Dans les rues, il n’y a personne, nous voyons parfois un travailleur ou des femmes avec des sacs de course. C’est un endroit calme hors du temps, ce qui incite à la détente. En prenant la rue Cesare Pace, non loin du centre, le seul bruit que vous percevez est le bruit des machines à coudre. Il est continu et constant, comme s’il était marqué d’un métronome et suggère qu’il existe un grand nombre de machines, même si dans la rue, apparemment, il n’y a pas d’usines. Vous ne voyez rien, en fait, qui laisse supposer une activité productive.

Au lieu de cela, dans un appartement au rez-de-chaussée de l’un de ces immeubles, bien caché derrière des tôles de fer, on viole quotidiennement les droits de l’homme.

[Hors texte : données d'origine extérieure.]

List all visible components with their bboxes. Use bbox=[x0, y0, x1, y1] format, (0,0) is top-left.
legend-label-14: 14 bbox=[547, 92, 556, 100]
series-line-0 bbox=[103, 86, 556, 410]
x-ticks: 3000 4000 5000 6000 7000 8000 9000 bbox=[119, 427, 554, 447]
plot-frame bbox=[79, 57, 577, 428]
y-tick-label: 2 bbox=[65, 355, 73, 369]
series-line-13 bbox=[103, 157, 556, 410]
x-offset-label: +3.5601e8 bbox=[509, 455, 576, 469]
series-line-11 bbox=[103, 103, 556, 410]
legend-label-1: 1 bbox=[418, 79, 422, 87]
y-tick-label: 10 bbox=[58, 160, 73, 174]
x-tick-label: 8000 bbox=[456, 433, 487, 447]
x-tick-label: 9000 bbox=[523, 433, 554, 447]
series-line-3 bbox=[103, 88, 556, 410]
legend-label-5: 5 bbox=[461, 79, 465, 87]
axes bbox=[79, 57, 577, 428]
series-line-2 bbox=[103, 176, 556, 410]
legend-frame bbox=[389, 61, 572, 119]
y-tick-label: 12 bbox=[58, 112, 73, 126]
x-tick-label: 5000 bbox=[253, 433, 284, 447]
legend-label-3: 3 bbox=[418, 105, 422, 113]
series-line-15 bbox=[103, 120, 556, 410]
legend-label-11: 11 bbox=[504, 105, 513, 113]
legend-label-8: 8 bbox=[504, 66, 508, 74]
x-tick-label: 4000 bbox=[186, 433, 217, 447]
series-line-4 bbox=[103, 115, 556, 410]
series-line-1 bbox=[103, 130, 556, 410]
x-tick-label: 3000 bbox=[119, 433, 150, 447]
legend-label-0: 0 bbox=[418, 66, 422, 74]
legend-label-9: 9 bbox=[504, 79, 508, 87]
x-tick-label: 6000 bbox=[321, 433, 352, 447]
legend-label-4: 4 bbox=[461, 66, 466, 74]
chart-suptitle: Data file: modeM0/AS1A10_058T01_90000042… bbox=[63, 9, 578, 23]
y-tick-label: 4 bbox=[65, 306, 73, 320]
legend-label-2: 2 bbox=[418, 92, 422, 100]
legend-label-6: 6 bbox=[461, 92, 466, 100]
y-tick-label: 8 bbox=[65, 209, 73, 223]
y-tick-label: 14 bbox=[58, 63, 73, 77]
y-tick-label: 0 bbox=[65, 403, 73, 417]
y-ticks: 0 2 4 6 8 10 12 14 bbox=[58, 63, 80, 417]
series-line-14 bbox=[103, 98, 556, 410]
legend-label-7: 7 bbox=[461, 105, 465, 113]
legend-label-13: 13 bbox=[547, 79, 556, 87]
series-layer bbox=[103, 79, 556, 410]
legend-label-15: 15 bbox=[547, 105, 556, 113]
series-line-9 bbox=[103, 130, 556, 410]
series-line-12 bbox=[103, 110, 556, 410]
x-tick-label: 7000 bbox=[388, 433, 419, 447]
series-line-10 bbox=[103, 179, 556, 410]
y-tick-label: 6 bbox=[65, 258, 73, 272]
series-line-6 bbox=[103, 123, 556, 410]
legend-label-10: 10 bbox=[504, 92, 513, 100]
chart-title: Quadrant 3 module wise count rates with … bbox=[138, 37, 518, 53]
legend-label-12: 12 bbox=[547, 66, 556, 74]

Mais ces personnes donnent également le jour à des exemples de force et de courage. Mizan a 32 ans, une femme de 23 ans et un bébé de quelques mois qui sont restés à Dhaka, alors qu’il est arrivé en Italie par la Turquie. Après diverses aventures, Mizan est arrivé à Saint-Antimo, où on lui avait dit qu’il travaillerait comme ouvrier couturier et qu’il gagnerait € 1200 par mois. Au lieu de cela il a trouvé un patron bengali comme lui qui l’a exploité et menacé en refusant de lui payer son salaire.

Mizan ne s’est pas laissé intimider, il a quitté son emploi et a dénoncé le caporal, qui restait libre quant à lui de faire fonctionner son usine. Il y a beaucoup de gens comme Mizan. Certains, déclare Gianluca Petruzzo de l’Associazione 3 Febbraio, sont arrivés en Italie lors d’un voyage organisé au Bangladesh, avec la promesse d’un emploi stable. Puis, ils ont touché du doigt la réalité : une dette contractée pour payer leur voyage et un travail non rémunéré pour rembourser leur dette tandis que le patron s’enrichit, et tous ces vêtements cousus par de nouveaux esclaves pour les marques italiennes. 

Esclavage au cœur de l’Europe

Cette réalité est confirmée par l’avocate Amarilda Lici, experte en droit de l’immigration. Les criminels dans cette affaire risquent la peine maximale pour traite d’êtres humains. Aujourd’hui, grâce aux nombreuses plaintes, les personnes de Sant’Antimo ont obtenu la protection humanitaire et pendant que les poursuites pénales contre les caporaux suivent le long cours de la justice italienne, il existe une procédure civile selon laquelle les travailleurs peuvent récupérer l’argent qu’ils auraient dû gagner s’ils avaient été payés. À certains, on doit plus de 20 000 euros.

« Les différentes formes d’esclavage arrivent maintenant au niveau européen », a déclaré Lorenzo Trucco, avocat et président de l’Association d’études juridiques sur l’immigration. « En ce qui concerne l’Italie, où, autrefois l’exploitation sévissait dans le Sud et où le crime organisé agissait au détriment du droit, aujourd’hui même le Nord, n’est plus à l’abri. Le secteurs agricole et horticole sont les plus « sales », mais récemment le bâtiment et textile sont aussi concernés ».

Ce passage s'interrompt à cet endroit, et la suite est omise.